My goodness, that costumer needs a reality check. She's worried that she looks bad??? Aw, poor thing. Sorry, but that is just so selfish and self-centered of her. She should be more interested in the kids' welfare if she wants to work in productions involving children. I'm so sorry you had to deal with that person. Is she the one that removed JJ's costume bag?
I haven't followed JJ's story from the very beginning. Was it just a fluke that he had that first event on FD three years ago or had there been an injury or head trauma or something earlier in the day? I hope you don't mind me asking. If I'm out of line, slap me upside the head.
I sure hope they can figure out what is causing these swallowing episodes soon and get it under control. It must be scary to watch your child go through this stuff and frustrating to not be able to fix it.
There is a possibility that she had no clue whatsoever about JJ's problems on Friday night.
I don't mind you asking about JJ.
As baby on up he always made sucking and chewing noises in his sleep. The neurologists tell us that those were probably seizures. But we had no clue. Out of the blue on Father's Day 2010 he had a grand mal seizure that changed everything as we knew it. It was as if a switch was thrown in his brain that totally changed his personality, suddenly he had heightened senses, fits of rage, impulsivity, lack of inhibition, he could no longer go up and down stairs, his balance was off, he couldn't remember things, etc.
Leading up to this day three things had happened. At school he was hit on the head with a Frisbee during PE (early May). A couple weeks later, he was standing in front of the bleachers at Grumpy's football game when the boys ran off field and knocked him flat to the ground (late May). He seemed perfectly fine, and showed no signs of injury. And shortly after that, my parents who spent the winter with us, headed up north. My dad had a series of brain bleeds on the way home and ended up life flighted to a hospital in Richmond, VA (early June). The stress of that took a toll on all of us.
It was June 20, 2010 when I walked by JJ's bed and noticed he was breathing funny. By the time dh got there from his bed, he was not breathing at all. I called 911 as he started cpr. (He had just been certified days before.) The ambulance arrived within two minutes, but they were the longest two minutes of our lives. They took over, dh went with them in the ambulance. I drove our car to the hospital.
The ER doctor told us he had a seizure. They did a CT scan and saw nothing so within an hour of our arrival we were sent home with orders to make an appointment with a neurologist. The ER doc said that most people will have one seizure in their lifetime, but chances of a repeat was slim.

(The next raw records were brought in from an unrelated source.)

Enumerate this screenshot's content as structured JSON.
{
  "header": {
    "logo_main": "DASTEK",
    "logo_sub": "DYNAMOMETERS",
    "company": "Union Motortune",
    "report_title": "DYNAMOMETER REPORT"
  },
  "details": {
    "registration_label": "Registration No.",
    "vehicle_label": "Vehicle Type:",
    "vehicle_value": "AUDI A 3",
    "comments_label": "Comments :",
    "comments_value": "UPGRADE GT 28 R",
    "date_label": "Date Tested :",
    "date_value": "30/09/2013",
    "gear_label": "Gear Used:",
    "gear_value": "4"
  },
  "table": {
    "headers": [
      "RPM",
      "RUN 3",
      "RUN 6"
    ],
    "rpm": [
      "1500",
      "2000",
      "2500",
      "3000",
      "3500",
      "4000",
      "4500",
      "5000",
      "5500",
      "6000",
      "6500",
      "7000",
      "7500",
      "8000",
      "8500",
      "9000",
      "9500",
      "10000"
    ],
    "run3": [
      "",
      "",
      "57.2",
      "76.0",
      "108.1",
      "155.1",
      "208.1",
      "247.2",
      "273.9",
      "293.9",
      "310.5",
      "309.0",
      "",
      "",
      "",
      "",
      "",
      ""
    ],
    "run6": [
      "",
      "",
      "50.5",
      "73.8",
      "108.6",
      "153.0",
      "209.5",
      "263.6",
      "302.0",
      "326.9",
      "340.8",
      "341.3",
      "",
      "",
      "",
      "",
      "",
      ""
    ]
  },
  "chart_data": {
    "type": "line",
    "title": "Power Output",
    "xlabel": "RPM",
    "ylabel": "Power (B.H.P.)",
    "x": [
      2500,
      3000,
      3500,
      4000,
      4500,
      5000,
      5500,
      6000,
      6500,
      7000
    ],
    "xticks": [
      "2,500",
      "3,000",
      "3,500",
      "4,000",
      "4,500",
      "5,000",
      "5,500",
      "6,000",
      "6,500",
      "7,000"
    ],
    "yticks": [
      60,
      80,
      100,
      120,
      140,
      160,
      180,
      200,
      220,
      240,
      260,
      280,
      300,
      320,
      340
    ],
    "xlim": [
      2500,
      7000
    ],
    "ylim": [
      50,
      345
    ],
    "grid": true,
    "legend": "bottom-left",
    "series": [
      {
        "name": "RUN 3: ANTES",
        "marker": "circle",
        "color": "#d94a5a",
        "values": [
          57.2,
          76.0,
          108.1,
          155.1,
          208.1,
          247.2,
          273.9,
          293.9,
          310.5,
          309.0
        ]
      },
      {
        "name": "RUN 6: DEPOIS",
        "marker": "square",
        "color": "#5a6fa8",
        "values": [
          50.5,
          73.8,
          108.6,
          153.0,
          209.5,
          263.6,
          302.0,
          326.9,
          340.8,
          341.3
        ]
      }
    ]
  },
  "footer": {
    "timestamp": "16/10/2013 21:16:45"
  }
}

I called Monday morning for an appointment with the pediatric neurologist they had suggested. There were no openings for 3 months. So I got put on a wait list. Very early the next morning he had a seizure again. I called my neurologist and he arranged for more staff to come in and he saw JJ right away and started him on medicine. And gave us an order for an MRI with sedation and an order for an EEG.
I was in the room for the EEG and the technician talked to me. I knew a little about brain waves and what I was seeing did not look like we learned in text books. I mentioned something to her and she said something was going on with the right side of his brain.
I talked to a nurse aesthesis friend and she told me that he should go to a children's hospital to have it done. So I called All Children's in Tampa and they said it was too complicated for them that he had to go to the main hospital in St. Pete to have it done.
I told them about the right side of the brain. So they made sure to focus intensely there. They found something but didn't know what. They told me that we would get results in 4 to 6 weeks. It was much less than that when we got a phone call that he needed to go back for another MRI. They had found a lesion. We were told it could be cancerous, but there was a test they could do during another MRI that would help us know. Went back for that test. Told another 4 to 6 weeks for results. Again it was less than that.
My neurologist who JJ was seeing, just happened to do his residency at Boston's Children's hospital and he saw this exact thing before. He reviewed the MRI and said that it was Cortical Dysplasia, a pocket of extra neurons. These neurons were sending out signals to the rest of the brain that it didn't understand and caused seizures. There was no injury from the Frisbee or the tackle. This was something that would have happened when his brain was being formed in the womb.
This lead us to occupational therapy and physical therapy for the sensory and balance. However, due to insurance and minimal goals, they discharged him from therapy. Funny how they gave us papers inches thick to work on at home after he was no longer their patient.
He also went for extensive neurocognitive testing. This was the hardest report to read as there were so many issues addressed in the evaluation that he never had problems with prior.
Unfortunately, this neurologist didn't treat aggressively enough and JJ ended up with the kindling effect. Having seizures all the time. Thankfully, he referred us to a pediatric epileptologist who has been able to get him more on track and have less seizures.
With these new developments of choking in the day time, this new doc is sending him for a video EEG in July to see if things have changed since the last one he had over a year ago March.